Guru Besar UGM Sebut Korupsi Kepala Daerah Dipicu Mahalnya Biaya Politik
SLEMAN, iNewsboyolali.id - Guru Besar Kebijakan Publik Universitas Gadjah Mada (UGM), Prof Gabriel Lele menyebut maraknya keterlibatan kepala daerah dalam korupsi tidak dapat dilepaskan dari mahalnya biaya politik saat proses pencalonan. Banyak kandidat harus merogoh kocek pribadi karena dukungan finansial partai tidak sepenuhnya mencukupi.
“Mayoritas pembiayaan pencalonan ditanggung sendiri oleh kandidat, bukan oleh partai,” ujarnya, Senin (8/12/2025).
Selama periode Agustus hingga November 2025, Komisi Pemberantasan Korupsi (KPK) setidaknya menangkap tiga kepala daerah, baik gubernur maupun bupati. Ironisnya, para pejabat tersebut belum genap satu tahun menduduki jabatannya. Sejak 2004 hingga 2024, tercatat 167 kepala daerah telah diproses hukum atas kasus serupa.
“Pemerintah sebenarnya telah berupaya menekan peluang korupsi dengan memperbaiki sistem kepartaian menuju model partai kader yang lebih ideologis dan memiliki anggota tetap,” katanya.
Menurutnya, keberhasilan pencegahan korupsi tidak hanya bergantung pada kebijakan pemerintah maupun partai politik. Kesadaran masyarakat dalam memilih pemimpin berdasarkan program dan rekam jejak dinilai sangat penting. Gabriel menegaskan bahwa politik uang seperti “serangan fajar” harus ditolak secara tegas oleh publik.
“Jika masyarakat berani menolak politik uang, partai politik pasti akan mempertimbangkan ulang praktik tersebut,” katanya.

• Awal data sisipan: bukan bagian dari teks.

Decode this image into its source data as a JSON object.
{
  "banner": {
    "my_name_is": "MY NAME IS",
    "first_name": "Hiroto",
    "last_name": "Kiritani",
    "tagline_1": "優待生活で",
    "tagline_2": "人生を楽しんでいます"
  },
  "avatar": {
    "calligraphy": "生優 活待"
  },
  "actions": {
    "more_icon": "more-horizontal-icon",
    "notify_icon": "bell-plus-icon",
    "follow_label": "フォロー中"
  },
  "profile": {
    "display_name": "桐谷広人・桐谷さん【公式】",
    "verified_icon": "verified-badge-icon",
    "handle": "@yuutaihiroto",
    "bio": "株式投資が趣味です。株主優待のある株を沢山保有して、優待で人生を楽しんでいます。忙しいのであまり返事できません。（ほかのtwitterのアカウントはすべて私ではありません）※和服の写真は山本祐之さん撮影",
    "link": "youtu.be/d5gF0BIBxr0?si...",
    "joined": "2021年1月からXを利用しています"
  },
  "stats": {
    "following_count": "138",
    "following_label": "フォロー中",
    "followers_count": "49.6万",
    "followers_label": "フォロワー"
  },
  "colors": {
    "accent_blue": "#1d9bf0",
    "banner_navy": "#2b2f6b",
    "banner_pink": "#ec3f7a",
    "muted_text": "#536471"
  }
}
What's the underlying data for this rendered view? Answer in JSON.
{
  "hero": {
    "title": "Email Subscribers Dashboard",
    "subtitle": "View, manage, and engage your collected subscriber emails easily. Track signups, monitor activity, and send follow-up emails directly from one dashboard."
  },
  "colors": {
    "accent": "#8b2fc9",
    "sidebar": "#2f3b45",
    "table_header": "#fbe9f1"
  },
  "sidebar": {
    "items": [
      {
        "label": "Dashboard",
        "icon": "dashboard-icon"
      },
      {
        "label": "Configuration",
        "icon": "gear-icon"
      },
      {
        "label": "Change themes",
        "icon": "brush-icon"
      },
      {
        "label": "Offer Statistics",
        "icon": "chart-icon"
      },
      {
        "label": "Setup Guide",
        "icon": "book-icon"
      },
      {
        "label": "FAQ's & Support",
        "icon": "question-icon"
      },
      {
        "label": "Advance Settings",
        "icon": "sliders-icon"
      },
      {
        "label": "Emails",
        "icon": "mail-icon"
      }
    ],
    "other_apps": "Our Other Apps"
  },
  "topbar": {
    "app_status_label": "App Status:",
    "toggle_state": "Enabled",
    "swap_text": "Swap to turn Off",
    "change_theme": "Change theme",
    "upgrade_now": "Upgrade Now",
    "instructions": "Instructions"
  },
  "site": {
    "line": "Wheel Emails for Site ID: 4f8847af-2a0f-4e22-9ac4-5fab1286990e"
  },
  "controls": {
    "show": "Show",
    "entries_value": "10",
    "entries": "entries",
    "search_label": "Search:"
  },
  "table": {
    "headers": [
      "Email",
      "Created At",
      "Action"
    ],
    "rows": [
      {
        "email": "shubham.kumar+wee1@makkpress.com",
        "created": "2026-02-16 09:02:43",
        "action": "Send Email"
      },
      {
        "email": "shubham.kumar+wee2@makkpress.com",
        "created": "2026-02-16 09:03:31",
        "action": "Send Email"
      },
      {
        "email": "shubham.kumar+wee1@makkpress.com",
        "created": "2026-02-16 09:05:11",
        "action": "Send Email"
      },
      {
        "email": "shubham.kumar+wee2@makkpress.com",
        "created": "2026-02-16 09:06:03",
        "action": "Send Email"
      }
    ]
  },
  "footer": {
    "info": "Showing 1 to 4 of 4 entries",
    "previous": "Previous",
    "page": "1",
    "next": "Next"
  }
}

Tantangan yang dihadapai saat ini pendidikan politik masyarakat masih rendah. Sebagian besar warga hidup dalam kondisi miskin dan memiliki keterbatasan akses pendidikan, kecenderungan memilih berdasarkan insentif jangka pendek akan terus terjadi.
“Masyarakat harus sadar bahwa suara mereka berharga dan hanya boleh diberikan kepada calon yang memiliki visi dan program yang jelas,” tuturnya.
Gabriel juga menyampaikan keraguannya terhadap efektivitas pengawasan pemilu jika tidak diikuti penegakan hukum yang tegas terhadap pelanggaran. Pencegahan lebih penting daripada mengandalkan mekanisme pengawasan yang kredibilitasnya masih lemah.
“Saya tetap menaruh harapan pada rakyat, bukan pada pemimpinnya,” tegasnya.